L’homme aux petites lunettes devenu vedette, nous la fait modeste et propose un recueil de titres sombres et désanchantés, écrits dans la forme qui fit son succès il y a maintenant 10 ans; samples vocaux , nappes de synthétiseurs et de claviers, on perçoit à l’écoute de ce disque une certaine nostalgie du passé, que l’on regrettera ou non selon l’envie de l’instant présent.

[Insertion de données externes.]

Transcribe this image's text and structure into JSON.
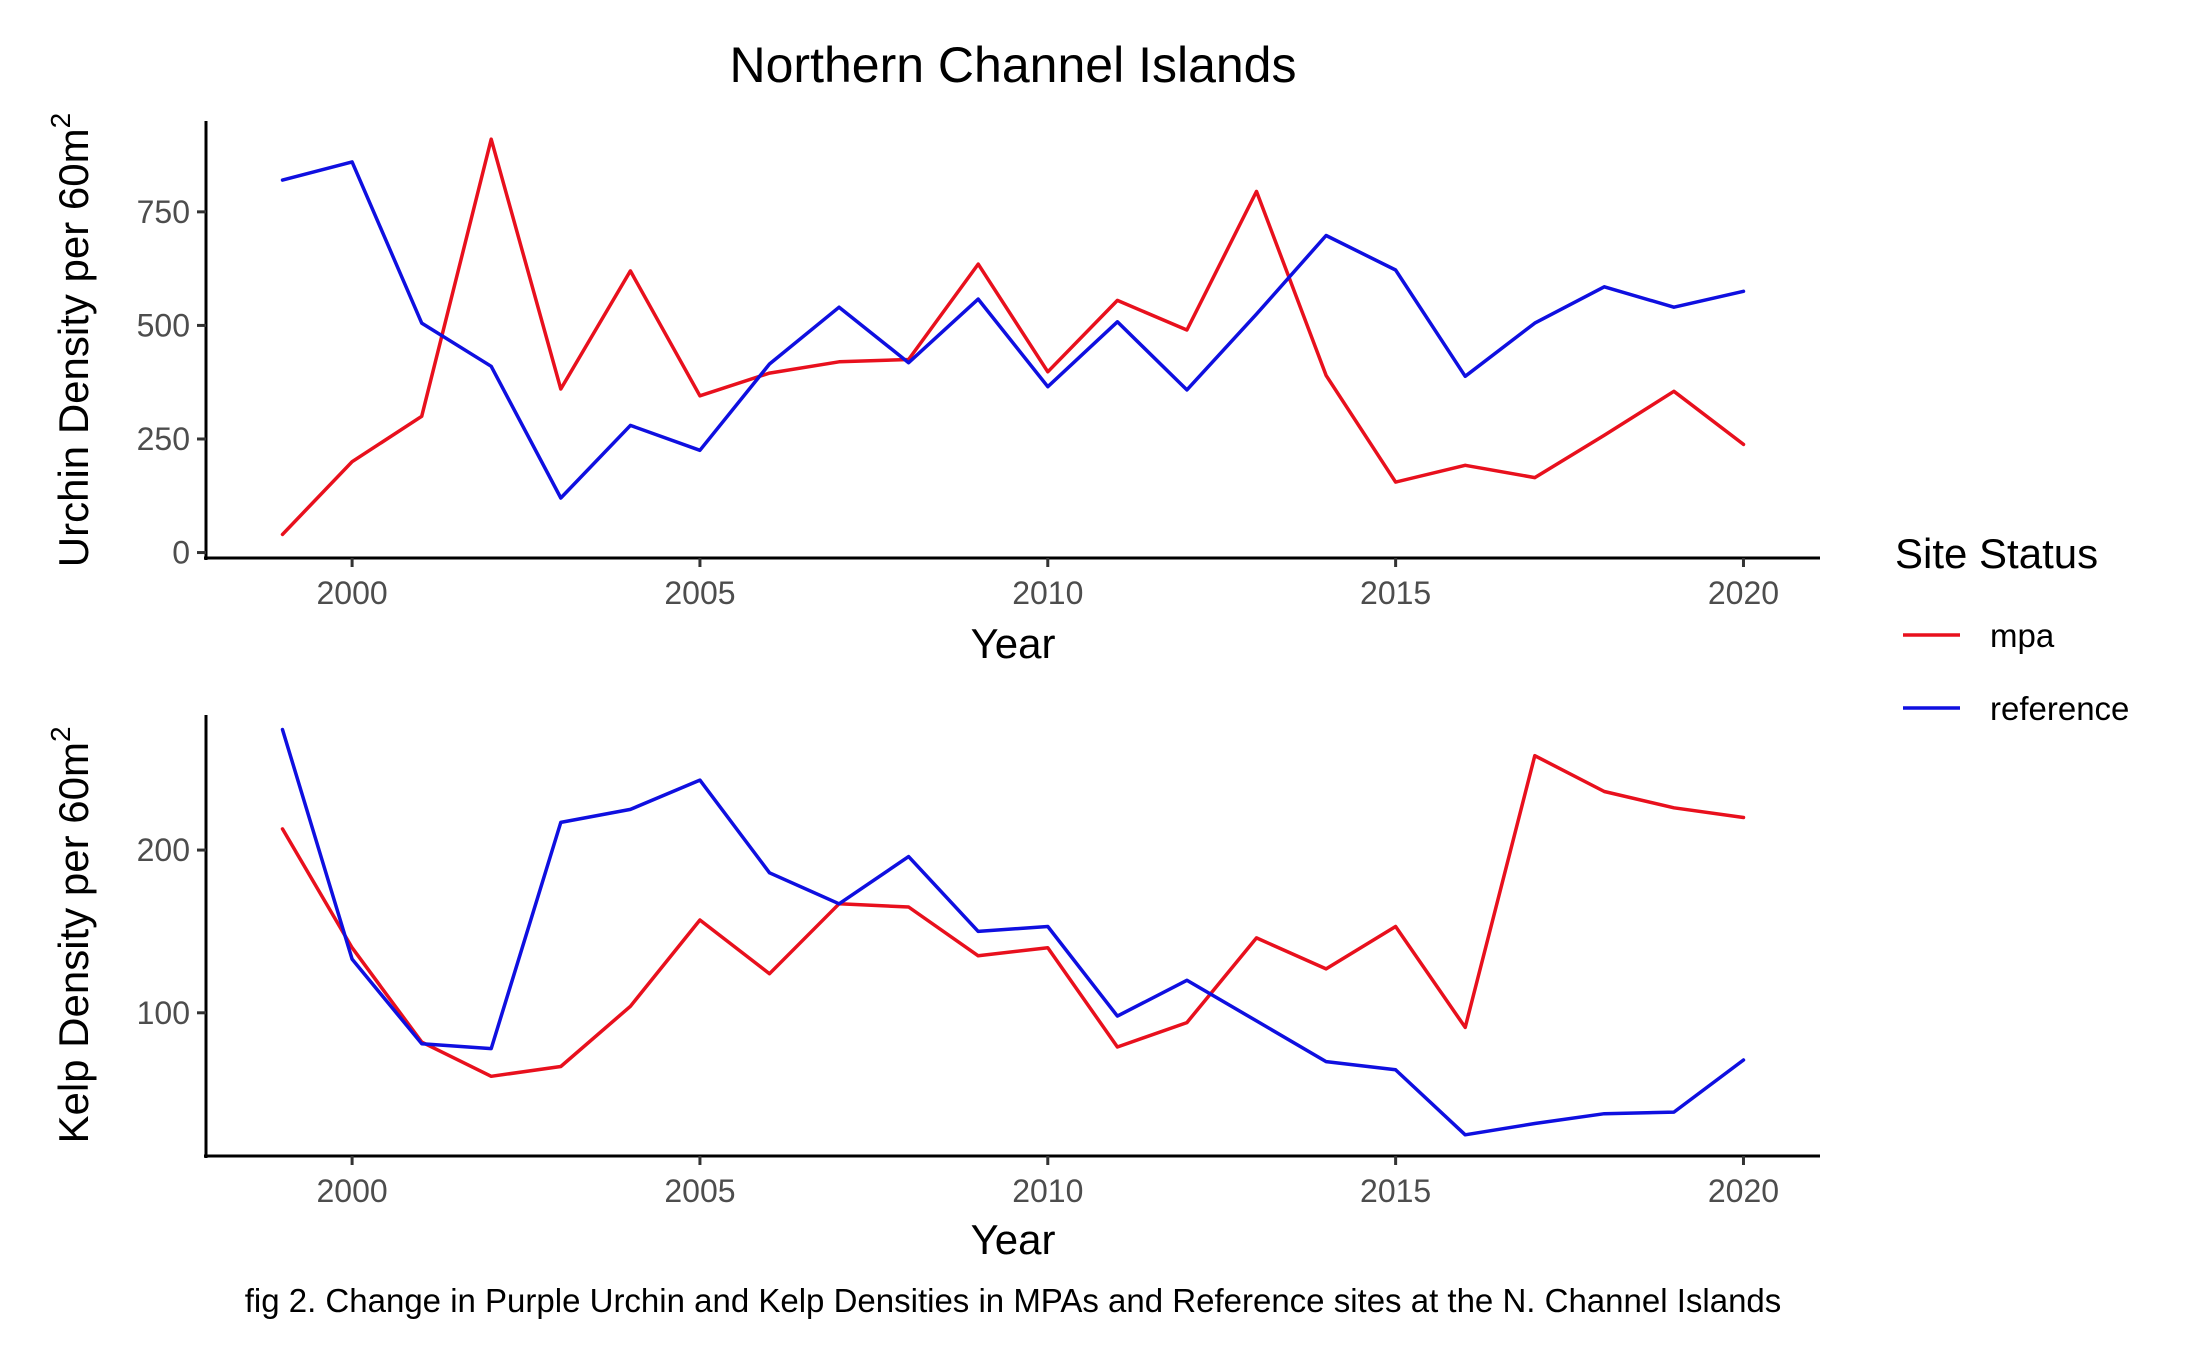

Le visuel dessiné à la main rappelle les clips de play ou de 18, et indique d’entrée qu’on doit se tenir à un disque fait maison dans la chambre du new yorkais, loin du grand bazar de l’industrie du disque. Richard Melville ne prend ici aucun risque, et se contente de répéter une formule éculée et rongée jusqu’à l’os.Il y règne une ambiance parfaitement famillière, marquée du sceau de la reprise et de la face b, signe que l’ami Moby a peut être atteint ses limites prospectives. Les compositions sont pourtant bonnes, et le charme opère assez rapidement, au détours de mélodies comme toujours soyeuses et généreuses, qui privillégient la beauté à la technique.

La musique électronique change mais pas Moby, qui en bon vieux dinosaure sait que les vieux pots sont souvent à l’origine des meilleures  recettes. Un album agréable et torturé, qui ravira les fans de Play mais mécontentera ceux qui attendait un peu plus du New Yorkais.